引きこもり令嬢が完全無欠の氷の王太子に愛されるただひとつの花となるまでの、その顛末

11.特別なダンス

 本当は、こんな風に誰かとダンスを踊ってみたかった。
 けれどそんな日は、ずっと来ないのだと思っていた。

 くるりとターンを回る度に銀色の髪が舞う。しなやかな腕がリードしてくれる。
 この時間が永遠に続けばいいと思った。

 あの王女の気持ちが、少しわかった。ああなってしまうのも無理はない。夜会もダンスも一生好きにはなれないと分かっているけど、それでもシルヴィオとダンスを踊るのは楽しかった。
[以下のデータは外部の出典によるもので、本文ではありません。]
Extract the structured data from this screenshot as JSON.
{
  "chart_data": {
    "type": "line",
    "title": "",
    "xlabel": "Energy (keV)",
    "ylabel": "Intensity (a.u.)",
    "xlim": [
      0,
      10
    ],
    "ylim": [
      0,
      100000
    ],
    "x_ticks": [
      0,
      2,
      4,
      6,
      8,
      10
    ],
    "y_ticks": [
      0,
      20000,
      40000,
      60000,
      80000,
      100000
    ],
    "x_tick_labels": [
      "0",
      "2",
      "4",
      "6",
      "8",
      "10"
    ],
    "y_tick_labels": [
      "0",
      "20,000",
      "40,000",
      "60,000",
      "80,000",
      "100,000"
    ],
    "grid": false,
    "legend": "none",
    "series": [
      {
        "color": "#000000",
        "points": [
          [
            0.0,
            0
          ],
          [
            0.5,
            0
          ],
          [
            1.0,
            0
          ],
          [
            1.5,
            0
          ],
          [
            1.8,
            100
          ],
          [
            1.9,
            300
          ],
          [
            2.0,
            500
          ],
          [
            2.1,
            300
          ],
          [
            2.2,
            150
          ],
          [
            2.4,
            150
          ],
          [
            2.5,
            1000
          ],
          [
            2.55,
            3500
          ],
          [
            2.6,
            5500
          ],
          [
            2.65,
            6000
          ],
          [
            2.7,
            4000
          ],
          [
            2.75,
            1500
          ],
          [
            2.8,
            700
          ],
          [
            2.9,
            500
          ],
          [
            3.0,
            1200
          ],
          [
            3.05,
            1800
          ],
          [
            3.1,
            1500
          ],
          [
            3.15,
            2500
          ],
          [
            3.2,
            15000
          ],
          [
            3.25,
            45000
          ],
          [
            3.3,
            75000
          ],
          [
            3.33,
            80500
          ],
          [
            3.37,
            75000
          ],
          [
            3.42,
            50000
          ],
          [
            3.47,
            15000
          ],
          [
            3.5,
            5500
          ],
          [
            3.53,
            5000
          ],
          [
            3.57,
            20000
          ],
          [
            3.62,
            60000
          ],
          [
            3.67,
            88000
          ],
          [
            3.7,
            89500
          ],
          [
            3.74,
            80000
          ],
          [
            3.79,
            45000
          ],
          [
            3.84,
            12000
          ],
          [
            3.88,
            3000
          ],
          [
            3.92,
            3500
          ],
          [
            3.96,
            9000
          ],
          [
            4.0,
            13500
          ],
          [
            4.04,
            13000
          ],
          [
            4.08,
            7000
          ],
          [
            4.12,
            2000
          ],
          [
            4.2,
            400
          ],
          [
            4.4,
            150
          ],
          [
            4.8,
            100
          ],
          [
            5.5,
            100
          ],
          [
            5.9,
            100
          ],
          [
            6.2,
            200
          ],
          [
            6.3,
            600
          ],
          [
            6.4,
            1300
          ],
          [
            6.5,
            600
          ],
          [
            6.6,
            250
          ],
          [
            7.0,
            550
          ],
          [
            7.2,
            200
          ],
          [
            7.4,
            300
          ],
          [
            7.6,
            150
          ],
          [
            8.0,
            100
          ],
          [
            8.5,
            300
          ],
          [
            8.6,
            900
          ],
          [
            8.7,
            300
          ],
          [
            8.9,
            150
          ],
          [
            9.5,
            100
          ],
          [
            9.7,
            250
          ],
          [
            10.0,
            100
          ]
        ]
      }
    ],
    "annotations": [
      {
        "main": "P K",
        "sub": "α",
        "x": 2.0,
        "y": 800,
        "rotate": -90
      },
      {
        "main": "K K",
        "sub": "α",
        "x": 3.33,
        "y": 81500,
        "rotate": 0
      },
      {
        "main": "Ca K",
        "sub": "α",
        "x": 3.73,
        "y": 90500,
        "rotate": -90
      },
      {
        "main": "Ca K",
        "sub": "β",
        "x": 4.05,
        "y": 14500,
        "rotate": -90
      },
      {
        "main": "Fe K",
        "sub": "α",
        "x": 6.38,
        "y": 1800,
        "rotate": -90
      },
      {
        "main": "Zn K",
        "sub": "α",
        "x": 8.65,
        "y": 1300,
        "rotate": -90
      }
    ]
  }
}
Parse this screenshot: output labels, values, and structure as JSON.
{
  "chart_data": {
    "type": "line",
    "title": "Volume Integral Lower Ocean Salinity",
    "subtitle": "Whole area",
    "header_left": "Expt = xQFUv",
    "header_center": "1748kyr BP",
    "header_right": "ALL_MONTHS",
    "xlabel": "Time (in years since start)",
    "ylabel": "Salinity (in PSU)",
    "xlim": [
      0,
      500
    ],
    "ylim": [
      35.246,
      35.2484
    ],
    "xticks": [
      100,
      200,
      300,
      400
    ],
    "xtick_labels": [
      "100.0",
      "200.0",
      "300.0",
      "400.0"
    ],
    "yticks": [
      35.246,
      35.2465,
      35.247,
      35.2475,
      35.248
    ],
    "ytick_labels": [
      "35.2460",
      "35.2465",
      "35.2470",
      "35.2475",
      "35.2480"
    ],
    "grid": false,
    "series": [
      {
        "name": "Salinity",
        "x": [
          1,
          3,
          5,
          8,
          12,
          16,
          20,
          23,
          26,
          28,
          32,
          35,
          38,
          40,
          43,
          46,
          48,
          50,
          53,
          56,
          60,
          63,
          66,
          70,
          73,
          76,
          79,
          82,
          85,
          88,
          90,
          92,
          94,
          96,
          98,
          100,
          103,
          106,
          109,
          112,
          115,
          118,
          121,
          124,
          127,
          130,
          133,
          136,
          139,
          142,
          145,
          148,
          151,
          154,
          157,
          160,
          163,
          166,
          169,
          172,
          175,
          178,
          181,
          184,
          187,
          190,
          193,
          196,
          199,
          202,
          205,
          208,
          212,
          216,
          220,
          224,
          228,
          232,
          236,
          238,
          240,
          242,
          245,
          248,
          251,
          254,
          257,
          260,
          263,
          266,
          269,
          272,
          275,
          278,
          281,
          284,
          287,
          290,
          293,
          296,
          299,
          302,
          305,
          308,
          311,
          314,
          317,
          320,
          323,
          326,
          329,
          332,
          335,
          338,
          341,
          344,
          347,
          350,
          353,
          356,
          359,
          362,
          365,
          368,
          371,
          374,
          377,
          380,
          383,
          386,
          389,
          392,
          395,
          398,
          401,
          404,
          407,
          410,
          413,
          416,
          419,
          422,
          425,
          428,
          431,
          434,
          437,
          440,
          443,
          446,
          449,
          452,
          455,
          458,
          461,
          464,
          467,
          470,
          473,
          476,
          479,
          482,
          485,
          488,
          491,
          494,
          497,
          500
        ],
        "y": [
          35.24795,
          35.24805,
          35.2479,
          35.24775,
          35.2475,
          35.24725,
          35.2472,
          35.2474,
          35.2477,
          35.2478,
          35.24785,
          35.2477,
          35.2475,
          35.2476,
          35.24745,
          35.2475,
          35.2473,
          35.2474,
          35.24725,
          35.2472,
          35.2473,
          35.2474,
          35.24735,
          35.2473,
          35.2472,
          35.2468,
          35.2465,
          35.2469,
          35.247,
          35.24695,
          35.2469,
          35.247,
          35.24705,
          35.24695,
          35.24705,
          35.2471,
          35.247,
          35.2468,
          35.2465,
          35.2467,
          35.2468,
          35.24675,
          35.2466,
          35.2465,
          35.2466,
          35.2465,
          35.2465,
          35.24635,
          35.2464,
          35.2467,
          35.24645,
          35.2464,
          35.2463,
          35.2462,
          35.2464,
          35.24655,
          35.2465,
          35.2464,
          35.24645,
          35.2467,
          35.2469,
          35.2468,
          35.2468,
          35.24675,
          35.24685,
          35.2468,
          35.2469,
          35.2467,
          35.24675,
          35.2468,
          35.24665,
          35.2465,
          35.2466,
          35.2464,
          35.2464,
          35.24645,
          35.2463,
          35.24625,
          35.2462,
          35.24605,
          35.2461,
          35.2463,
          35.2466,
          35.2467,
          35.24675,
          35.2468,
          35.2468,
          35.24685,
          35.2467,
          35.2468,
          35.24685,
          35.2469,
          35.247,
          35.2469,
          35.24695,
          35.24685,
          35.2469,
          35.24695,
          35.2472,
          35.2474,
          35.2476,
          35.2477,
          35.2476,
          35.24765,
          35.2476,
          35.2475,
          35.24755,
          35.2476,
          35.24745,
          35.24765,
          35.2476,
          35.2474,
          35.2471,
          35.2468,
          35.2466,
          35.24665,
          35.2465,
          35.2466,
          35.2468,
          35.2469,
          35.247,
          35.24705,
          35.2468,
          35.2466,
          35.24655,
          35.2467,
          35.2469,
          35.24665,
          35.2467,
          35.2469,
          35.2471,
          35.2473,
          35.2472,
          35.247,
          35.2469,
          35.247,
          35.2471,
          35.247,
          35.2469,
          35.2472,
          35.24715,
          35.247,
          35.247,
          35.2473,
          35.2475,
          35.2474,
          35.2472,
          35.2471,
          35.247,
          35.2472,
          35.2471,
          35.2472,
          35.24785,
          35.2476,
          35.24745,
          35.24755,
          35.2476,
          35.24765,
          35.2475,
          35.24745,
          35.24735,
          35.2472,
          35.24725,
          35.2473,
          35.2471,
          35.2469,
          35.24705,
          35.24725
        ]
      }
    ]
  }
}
 最後に彼がお手本のような美しい礼をしてその手が離れる時、無性に切なくなった。

「そこまで気にするほどではないと思うが」
「それは、殿下がお上手だからです」
 記憶にある限り、リリアーナはこんなにちゃんと踊れたことなどない。

「私も特段上手いということはない。ただ人より少し踊る機会が多かっただけだ」
「そんなことは、ないのでは?」
「ある。私よりジェラルドの方が上手い」
「ジェラルド……?」

 さて誰だっただろうと首を傾げたところで、
「ロジータが連れていた背の高い騎士がいただろう?」
彼のことなら覚えている。困ったような顔で笑う人。

「妹がデビュタントの時、練習相手を私がしていたんだが最終的にロジータに断られてな。あいつの方がいいと言われた」

 シルヴィオが窓の向こうに目をやる。もっと遠くのもの、とても眩しいものでも眺める様に、彼はすっとその青い目を眇めた。

 ロジータの煌びやかな金髪が脳裏に蘇る。

「それは多分、少し違うんじゃないでしょうか」

 そして、彼女をずっと見守っていたあの穏やかな目も。
 リリアーナはロジータの多くを知るわけではないけれど、それでもわかる。

「好きな人と踊るダンスは、きっと特別なものです」

 自分と結びついた人と踊るダンスはきっと特別で、他と比べられるものではない。
 上手いとか下手とか、そんなことは関係ないのだ。
 世界にきっと、その人しかいないようなそんな心地になるだろう。

「そういうもの、かもしれないな」

 そう言って、シルヴィオが珍しく眉を下げて苦笑した。
 リリアーナは思わず息を呑んだ。

 こんな顔をする人だとは知らなかった。これは完全無欠とは遠いところにあるものかもしれないけれど、それでも目が離せなかった。

「リリアーナ」
 呼ばれた己の名前に、はっと我に返る。

「私の顔がどうかしたのか?」
 長い指が頬に当てられる。ひやりとした感触が気持ちいい。

 そうして気づく。この手が冷たいのではない。自分の頬が熱いのだ。
 きっと真っ赤になっている。慌てて隠すように両手で顔を押さえて俯いた。

「どこか具合でも悪いのか?」
「大丈夫です!」
「この前はそう言って、全く大丈夫ではなかったがな」

 眼鏡が割れた時の話をしているのだろう。このままだとシルヴィオは侍医でも呼びそうな勢いである。
 けれどなんて説明をしたらいいのだろう。あなたに見惚れていましただなんて。

「今日は、本当に、大丈夫です……」

 俯いたまま精一杯の主張をしたら、頭の上で彼がまた笑う気配がした。
「ならいい」

 置かれた手は踊って少し乱れた髪を撫でる。まるで小さな子供にするような仕草。ロジータの髪もこんな風に撫でていたのかもしれない。彼にとってはきっと、大したことではないのだろう。

 それでもしばらく、リリアーナは顔を上げられなかった。